Post By Banjo.au
What does "PID" stand for?
I have Googled it, but everyone just uses the acronym / abbreviation. I haven't seen it spelled out in complete words as a phrase.
I have a "PID" on my new Rocket Giotto v3 behind the drip tray. This PID shows water temperature. (I think at the group head? Or is it temperature at the boiler?)
Apparently these things are called "PID / SSR". "SSR" I think means "Solid State Relay"?
The PID is not a "pressure indicator" - because it's showing temperature.
There are two other dials that indicate pressure. One dial presumably indicates boiler pressure. The other pressure in the group head?
PID controller - Wikipedia, the free encyclopedia , second result of 101,000,000 from a quick Google search.
I'll let someone with more knowledge of the Rocket Giotto v3 answer your other questions.
Thanks. Silly me. I googled "PID/SSR" - not "PID" - so didn't get the Wikipedia result. Should have checked there first, but I'm lazy and forgetful.
"A proportional-integral-derivative controller (PID controller) is a control loop feedback mechanism (controller) widely used in industrial control systems. A PID controller calculates an error value as the difference between a measured process variable and a desired setpoint. The controller attempts to minimize the error by adjusting the process through use of a manipulated variable."
Hmm. Now I know what "PID" stands for, at least. I'm not sure I know what the PID on my machine is doing, or how it's doing it. The fact sheet on the PID provided by Rocket is in very strange language that resembles English somewhat.
I gather that it's measuring water temperature at the boiler, then inferring (?) what the temperature at the brew head will be, probably based on measurements taken with the SCASE Thermofilter that they refer to.
If the PID reads 120C, then I should be getting 93.6c at the brew head. It says. I'm sure they're right.
So much to learn.
Thanks for your reply.
A PID controller is a device which compares an input value (say temperature) to a setpoint (what you desire the input to be) and determines if it should increase or decrease the output (say, percentage of time the heating element is on), based on a calculation. The calculation uses the current/proportional error (the difference between the input value and setpoint), the integral error (the sum of the error over time) and the derivative error (how quickly the error is changing) as input.
They are used in many other applications (such as robotics or chemical process control). The calculation is generally the same, only the input/output variables and the coefficients (the PID settings) change.
There is a great introduction to PID control written by Brett Beauregard who wrote the Arduino PID library.
A traditional thermostat controls temperature by turning on full element power at a certain temperature (e.g. 115 degrees) then off again at a higher temperature (e.g. 125degrees).
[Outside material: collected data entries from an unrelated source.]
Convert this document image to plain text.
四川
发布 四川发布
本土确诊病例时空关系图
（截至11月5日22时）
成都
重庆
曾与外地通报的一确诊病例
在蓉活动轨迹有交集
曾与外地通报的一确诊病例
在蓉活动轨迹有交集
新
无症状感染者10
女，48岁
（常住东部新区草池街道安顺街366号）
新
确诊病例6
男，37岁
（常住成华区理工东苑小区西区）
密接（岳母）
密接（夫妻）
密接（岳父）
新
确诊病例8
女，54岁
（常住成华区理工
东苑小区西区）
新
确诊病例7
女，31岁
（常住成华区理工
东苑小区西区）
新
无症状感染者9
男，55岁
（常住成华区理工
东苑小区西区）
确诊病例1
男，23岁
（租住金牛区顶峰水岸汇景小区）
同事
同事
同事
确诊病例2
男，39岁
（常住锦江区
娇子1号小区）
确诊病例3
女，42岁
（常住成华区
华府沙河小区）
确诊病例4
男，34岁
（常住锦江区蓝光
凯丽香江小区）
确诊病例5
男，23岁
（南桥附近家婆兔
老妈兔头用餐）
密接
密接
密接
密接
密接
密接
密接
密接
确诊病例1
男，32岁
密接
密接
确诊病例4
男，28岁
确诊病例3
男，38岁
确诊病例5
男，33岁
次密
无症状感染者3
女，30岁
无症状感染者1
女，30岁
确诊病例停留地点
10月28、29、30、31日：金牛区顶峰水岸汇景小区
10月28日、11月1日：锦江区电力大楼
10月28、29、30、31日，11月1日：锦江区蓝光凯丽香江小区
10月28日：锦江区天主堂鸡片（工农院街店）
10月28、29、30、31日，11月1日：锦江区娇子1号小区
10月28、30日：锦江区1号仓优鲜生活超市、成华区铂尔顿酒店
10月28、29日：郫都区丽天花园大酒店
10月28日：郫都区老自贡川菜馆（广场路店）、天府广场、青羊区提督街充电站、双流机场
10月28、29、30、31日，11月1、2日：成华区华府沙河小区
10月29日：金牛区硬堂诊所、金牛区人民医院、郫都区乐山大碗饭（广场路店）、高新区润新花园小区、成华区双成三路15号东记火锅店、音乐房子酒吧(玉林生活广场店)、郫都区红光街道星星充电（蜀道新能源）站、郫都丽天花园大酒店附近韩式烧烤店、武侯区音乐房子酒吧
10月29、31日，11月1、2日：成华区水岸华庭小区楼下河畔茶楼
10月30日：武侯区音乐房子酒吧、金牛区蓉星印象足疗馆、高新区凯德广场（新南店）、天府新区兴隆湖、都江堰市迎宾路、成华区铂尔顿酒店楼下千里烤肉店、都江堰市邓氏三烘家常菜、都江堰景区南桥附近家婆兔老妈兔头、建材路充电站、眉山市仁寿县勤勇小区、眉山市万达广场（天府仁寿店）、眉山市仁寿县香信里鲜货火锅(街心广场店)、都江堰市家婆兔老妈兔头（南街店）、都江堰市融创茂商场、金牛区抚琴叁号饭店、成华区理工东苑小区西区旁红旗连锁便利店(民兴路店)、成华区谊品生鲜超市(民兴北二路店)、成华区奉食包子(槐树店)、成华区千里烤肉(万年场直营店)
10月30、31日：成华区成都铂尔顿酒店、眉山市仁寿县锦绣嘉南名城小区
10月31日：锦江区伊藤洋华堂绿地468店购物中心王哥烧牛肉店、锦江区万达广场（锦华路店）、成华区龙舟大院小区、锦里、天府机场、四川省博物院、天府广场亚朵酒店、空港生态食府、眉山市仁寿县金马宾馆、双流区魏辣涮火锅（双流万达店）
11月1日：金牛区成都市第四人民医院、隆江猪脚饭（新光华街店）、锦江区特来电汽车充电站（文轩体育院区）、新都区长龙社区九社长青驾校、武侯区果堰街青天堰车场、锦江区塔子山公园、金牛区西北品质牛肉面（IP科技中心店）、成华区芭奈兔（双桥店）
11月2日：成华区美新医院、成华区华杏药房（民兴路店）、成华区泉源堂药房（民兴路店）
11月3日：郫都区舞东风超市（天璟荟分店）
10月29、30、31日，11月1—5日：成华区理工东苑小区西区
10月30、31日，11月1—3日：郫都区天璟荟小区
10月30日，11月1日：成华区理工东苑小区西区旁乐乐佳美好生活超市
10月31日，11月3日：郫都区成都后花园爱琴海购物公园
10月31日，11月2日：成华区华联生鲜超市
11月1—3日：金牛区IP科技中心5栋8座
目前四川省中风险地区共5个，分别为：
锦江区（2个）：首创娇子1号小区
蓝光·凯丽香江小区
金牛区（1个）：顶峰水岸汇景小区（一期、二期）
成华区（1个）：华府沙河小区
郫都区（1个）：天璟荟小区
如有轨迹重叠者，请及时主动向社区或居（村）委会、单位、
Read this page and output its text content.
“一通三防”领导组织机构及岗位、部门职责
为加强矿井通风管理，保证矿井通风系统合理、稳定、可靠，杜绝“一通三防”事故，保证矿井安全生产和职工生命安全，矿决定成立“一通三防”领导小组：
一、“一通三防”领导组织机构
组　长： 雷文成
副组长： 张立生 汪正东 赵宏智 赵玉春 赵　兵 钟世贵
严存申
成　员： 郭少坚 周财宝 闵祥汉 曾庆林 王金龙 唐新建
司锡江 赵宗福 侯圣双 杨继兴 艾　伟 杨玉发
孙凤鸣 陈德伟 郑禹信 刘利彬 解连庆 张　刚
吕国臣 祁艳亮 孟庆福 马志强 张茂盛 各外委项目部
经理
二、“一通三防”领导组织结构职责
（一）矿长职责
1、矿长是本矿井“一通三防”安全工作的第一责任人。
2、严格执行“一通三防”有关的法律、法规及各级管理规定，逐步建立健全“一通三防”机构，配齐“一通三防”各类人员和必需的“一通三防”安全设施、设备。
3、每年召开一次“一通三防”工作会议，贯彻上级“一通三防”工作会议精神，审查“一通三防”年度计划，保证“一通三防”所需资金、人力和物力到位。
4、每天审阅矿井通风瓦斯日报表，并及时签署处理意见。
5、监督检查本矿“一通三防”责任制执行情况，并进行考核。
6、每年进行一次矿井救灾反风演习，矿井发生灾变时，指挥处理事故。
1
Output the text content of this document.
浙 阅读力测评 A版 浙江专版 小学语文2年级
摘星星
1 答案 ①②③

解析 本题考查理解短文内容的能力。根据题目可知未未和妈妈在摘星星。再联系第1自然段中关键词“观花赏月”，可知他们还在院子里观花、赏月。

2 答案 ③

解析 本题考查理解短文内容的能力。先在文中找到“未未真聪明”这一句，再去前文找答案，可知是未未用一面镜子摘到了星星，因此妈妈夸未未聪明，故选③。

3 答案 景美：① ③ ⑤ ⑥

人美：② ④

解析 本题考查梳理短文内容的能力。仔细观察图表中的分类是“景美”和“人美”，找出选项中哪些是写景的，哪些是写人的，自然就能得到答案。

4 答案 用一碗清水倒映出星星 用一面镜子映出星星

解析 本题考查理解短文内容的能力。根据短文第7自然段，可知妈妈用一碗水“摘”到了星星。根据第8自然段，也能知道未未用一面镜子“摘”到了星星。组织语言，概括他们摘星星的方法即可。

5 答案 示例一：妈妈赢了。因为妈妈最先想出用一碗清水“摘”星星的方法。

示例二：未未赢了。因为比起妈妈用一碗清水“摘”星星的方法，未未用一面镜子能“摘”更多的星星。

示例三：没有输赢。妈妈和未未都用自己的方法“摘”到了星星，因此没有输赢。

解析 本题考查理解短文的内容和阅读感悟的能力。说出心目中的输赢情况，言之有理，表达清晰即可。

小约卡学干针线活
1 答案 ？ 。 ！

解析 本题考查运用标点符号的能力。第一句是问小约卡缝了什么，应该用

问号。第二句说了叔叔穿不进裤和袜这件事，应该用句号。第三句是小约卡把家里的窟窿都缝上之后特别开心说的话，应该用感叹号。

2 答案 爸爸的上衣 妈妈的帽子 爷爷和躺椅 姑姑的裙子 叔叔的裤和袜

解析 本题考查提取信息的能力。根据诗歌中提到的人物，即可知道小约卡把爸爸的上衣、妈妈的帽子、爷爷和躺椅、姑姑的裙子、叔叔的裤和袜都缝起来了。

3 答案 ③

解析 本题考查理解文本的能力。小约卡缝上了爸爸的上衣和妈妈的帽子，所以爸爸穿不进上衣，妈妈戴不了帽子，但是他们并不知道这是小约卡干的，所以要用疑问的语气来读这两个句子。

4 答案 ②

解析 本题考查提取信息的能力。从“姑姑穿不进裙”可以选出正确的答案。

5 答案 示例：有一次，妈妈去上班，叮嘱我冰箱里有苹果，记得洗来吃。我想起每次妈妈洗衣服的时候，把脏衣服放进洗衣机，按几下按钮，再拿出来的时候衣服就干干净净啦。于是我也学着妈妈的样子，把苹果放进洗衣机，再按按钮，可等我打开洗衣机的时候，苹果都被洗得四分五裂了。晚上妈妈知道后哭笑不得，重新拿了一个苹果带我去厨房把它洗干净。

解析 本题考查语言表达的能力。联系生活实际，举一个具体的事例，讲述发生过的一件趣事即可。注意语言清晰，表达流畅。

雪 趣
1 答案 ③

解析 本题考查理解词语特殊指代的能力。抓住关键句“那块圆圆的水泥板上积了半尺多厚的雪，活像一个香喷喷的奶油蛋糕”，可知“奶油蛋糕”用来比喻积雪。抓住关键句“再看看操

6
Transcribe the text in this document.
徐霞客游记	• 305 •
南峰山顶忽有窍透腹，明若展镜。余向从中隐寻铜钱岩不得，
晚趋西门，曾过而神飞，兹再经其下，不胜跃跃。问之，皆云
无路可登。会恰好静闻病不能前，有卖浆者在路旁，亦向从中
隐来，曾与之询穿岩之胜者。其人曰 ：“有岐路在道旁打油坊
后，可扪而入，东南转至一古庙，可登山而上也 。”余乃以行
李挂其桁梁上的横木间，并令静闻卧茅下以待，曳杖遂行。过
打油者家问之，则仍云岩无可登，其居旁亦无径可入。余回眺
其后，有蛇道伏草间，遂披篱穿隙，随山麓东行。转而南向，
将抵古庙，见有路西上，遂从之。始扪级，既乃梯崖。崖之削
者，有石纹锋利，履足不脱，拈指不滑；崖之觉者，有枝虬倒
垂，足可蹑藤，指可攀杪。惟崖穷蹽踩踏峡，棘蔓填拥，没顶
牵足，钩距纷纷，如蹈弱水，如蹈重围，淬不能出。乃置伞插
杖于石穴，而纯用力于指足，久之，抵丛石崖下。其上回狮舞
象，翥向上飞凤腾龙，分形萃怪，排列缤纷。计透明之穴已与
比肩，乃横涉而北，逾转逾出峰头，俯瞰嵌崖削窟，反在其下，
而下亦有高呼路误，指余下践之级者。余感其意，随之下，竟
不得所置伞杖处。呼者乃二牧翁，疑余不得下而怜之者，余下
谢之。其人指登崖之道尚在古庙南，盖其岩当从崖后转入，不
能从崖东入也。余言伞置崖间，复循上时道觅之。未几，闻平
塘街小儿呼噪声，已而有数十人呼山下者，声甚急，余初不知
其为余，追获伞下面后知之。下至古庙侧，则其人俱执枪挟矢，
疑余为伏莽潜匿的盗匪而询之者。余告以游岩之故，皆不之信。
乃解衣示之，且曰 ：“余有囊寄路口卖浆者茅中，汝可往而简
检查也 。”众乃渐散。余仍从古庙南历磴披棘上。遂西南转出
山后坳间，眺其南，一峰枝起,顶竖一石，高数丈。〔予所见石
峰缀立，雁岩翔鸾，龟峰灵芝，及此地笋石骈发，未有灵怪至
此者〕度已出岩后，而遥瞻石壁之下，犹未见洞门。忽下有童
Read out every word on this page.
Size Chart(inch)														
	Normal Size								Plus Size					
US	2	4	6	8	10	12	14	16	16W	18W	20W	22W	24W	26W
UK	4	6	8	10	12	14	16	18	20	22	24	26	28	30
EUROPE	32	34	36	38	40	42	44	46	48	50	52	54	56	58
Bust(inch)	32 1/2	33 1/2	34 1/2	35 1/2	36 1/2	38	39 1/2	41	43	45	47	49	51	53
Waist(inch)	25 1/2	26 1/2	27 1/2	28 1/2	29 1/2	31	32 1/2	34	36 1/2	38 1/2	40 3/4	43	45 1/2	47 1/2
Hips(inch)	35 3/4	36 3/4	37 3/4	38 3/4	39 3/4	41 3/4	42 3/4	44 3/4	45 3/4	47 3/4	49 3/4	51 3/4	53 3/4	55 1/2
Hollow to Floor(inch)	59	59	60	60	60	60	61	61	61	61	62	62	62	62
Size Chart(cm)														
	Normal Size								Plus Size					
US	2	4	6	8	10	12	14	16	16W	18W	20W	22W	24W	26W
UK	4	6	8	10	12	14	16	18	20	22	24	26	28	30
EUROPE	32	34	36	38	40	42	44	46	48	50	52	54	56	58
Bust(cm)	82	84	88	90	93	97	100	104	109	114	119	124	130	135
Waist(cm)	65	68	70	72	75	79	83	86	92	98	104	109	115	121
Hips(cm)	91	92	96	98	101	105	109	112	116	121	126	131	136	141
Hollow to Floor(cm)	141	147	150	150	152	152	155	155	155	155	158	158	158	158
A PID controller is able to pulse/apply less than full power to the element to maintain a specific temperature (e.g. 120 degrees)
In your case, if the temperature of the PID temperature sensor is at 120, then the water at the group head will be about 93.6 because of the machine design- the PID doesn't know this, it's just maintaining 120 very accurately.
I have a Breville Dual Boiler BES900. The BDB maintains temperature stability, at the brew head, to within 1 degree of the set temp with two PIDs. One for the brew boiler and one for the brew head where it controls an extra heating element.
Yup! that's a great feature. as far as I know. almost none of HX machine has PID for group/brew head (due to the E61 group design already providing a very predictable temperature). But some extreme DB does get one!